Тайны Удольфского замка. Том 2
Шрифт:
Выйдя на первоначальную дорогу, проводники старались позабавить графа различными историями о разбойниках и даже об убийствах, совершенных в тех самых местах, по которым они неизбежно должны были ходить, расписывая свои собственные неустрашимые подвиги и поразительные случаи спасения от разбойников. Главный проводник, то есть тот, который был вооружен лучше другого, вытащил один из четырех пистолетов, заткнутых у него за поясом, и поклялся, что из него он застрелил трех разбойников в течение года. Затем он помахал в воздухе складным ножом огромных размеров и приготовился рассказывать о поразительных экзекуциях, совершенных этим ножом, но его остановил Сент Фуа, заметивший испуг Бланш. Граф между тем исподтишка посмеивался над этими страшными историями и нелепым хвастовством проводника, — ему захотелось его поморочить. Шепнув Бланш о своем намерении, он принялся рассказывать свои собственные подвиги, стараясь перещеголять проводника в хвастовстве и доблестях.
Своим
Добравшись до площадки, немного защищенной от ветра нависшими скалами и рощей лиственниц, возвышавшейся над пропастью слева, наши путешественники, приняв во внимание, что проводники не знают, далеко ли еще осталось до гостиницы, решили отдохнуть здесь, пока взойдет луна, или пройдет гроза. Бланш, очнувшись к осознанию действительности, с ужасом глядела на окружающий мрак; при помощи Сент Фуа она сошла с мула и путешественники забрались в род пещеры, если можно так назвать неглубокую выемку, образуемую нависшей скалой. Высекли огня, развели костер, и пламя его придало всей картине немного больше веселости и уютности: весь день стояла жара, а ночи в этих горных областях всегда холодные. Костер был отчасти нужен и для того, чтобы не подпускать волков, водившихся в этих пустынных местностях.

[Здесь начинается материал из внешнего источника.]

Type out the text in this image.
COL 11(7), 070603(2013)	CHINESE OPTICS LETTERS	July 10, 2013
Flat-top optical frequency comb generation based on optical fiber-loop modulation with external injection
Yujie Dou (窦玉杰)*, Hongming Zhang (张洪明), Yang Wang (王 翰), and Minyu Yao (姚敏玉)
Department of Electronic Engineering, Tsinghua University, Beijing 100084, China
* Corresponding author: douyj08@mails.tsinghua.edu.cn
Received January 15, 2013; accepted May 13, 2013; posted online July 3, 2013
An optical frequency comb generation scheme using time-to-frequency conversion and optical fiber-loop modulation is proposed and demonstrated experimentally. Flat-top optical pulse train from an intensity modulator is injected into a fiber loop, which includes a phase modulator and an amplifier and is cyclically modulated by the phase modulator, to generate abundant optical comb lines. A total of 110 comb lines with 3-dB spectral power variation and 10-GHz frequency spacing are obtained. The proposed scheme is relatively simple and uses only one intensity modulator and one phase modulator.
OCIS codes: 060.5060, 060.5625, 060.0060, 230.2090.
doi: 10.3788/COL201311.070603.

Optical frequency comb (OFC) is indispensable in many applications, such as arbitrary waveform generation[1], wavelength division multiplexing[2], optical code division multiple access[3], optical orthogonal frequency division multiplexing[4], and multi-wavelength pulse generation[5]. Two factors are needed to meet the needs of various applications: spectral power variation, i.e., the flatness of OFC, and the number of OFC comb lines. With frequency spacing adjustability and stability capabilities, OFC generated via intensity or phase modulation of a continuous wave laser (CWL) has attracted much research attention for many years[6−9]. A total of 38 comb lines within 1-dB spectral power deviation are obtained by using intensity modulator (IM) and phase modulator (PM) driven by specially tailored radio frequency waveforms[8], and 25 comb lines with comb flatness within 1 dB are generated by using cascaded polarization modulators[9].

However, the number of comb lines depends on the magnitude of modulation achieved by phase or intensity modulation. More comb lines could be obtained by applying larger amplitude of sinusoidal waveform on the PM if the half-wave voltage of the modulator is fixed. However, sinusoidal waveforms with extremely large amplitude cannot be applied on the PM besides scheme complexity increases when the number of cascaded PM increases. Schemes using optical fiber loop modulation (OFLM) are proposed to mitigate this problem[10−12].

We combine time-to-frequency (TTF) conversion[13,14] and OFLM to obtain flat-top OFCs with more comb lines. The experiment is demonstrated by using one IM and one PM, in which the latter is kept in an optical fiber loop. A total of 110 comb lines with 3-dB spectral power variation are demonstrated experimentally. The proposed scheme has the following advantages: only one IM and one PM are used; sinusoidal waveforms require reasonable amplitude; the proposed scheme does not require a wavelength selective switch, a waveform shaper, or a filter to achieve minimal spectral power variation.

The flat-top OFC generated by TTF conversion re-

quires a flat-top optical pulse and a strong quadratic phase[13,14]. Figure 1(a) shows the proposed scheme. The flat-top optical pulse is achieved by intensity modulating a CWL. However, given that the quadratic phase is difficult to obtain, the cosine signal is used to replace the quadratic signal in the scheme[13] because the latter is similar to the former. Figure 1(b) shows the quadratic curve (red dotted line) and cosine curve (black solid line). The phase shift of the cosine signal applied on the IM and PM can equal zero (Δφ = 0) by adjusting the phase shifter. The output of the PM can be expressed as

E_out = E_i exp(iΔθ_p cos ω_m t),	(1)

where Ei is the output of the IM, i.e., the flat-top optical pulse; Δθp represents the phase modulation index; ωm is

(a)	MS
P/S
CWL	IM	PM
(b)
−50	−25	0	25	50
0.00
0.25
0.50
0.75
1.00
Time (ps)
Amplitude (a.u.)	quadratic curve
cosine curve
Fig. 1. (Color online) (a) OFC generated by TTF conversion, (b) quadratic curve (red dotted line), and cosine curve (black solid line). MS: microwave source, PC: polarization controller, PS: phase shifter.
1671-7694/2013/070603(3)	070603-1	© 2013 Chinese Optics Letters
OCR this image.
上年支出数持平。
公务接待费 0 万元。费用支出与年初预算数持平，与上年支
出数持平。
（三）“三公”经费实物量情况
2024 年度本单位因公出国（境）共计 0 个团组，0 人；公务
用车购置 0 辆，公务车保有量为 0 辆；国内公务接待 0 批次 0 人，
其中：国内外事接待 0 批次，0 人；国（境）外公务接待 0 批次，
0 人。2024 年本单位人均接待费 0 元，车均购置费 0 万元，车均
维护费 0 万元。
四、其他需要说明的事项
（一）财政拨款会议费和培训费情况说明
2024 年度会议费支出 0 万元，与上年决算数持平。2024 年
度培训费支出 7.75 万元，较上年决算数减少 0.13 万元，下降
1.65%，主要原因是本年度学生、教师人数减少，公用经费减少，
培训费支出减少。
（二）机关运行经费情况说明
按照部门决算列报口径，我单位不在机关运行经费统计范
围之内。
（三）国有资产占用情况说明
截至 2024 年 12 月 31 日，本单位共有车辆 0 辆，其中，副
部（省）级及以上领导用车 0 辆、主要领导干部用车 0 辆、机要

На выступе скалы разложили провизию, и граф с семьей принялись за ужин, показавшийся особенно вкусным в такой непривычной, грубой обстановке. Когда окончили закусывать, Сент Фуа, нетерпеливо ожидавший восхода луны, пошел побродить по краю обрыва, направляясь к выступу, обращенному к востоку; но вся окрестность была еще окутана мраком, и тишина ночная нарушалась только шумом леса внизу да отдаленными раскатами грома, а по временам голосами путешественников, от которых он отделился. Сент Фуа с умилением и трепетом глядел на гряды мрачных туч, которые неслись в верхних и средних сферах воздуха, и на молнии, разрезавшие тучи то безмолвно, то порою в сопровождении громовых раскатов, отдававшихся в горах, причем весь горизонт и обрыв, над которым он стоял, мгновенно озарялись этими вспышками. После этого наступала тьма и выделялся костер, разведенный в пещере; пламя бросало отблеск на части противоположных скал и на макушки сосновых лесов, пониже, тогда как все углубления, казалось, хмурились, оставаясь в глубокой тени.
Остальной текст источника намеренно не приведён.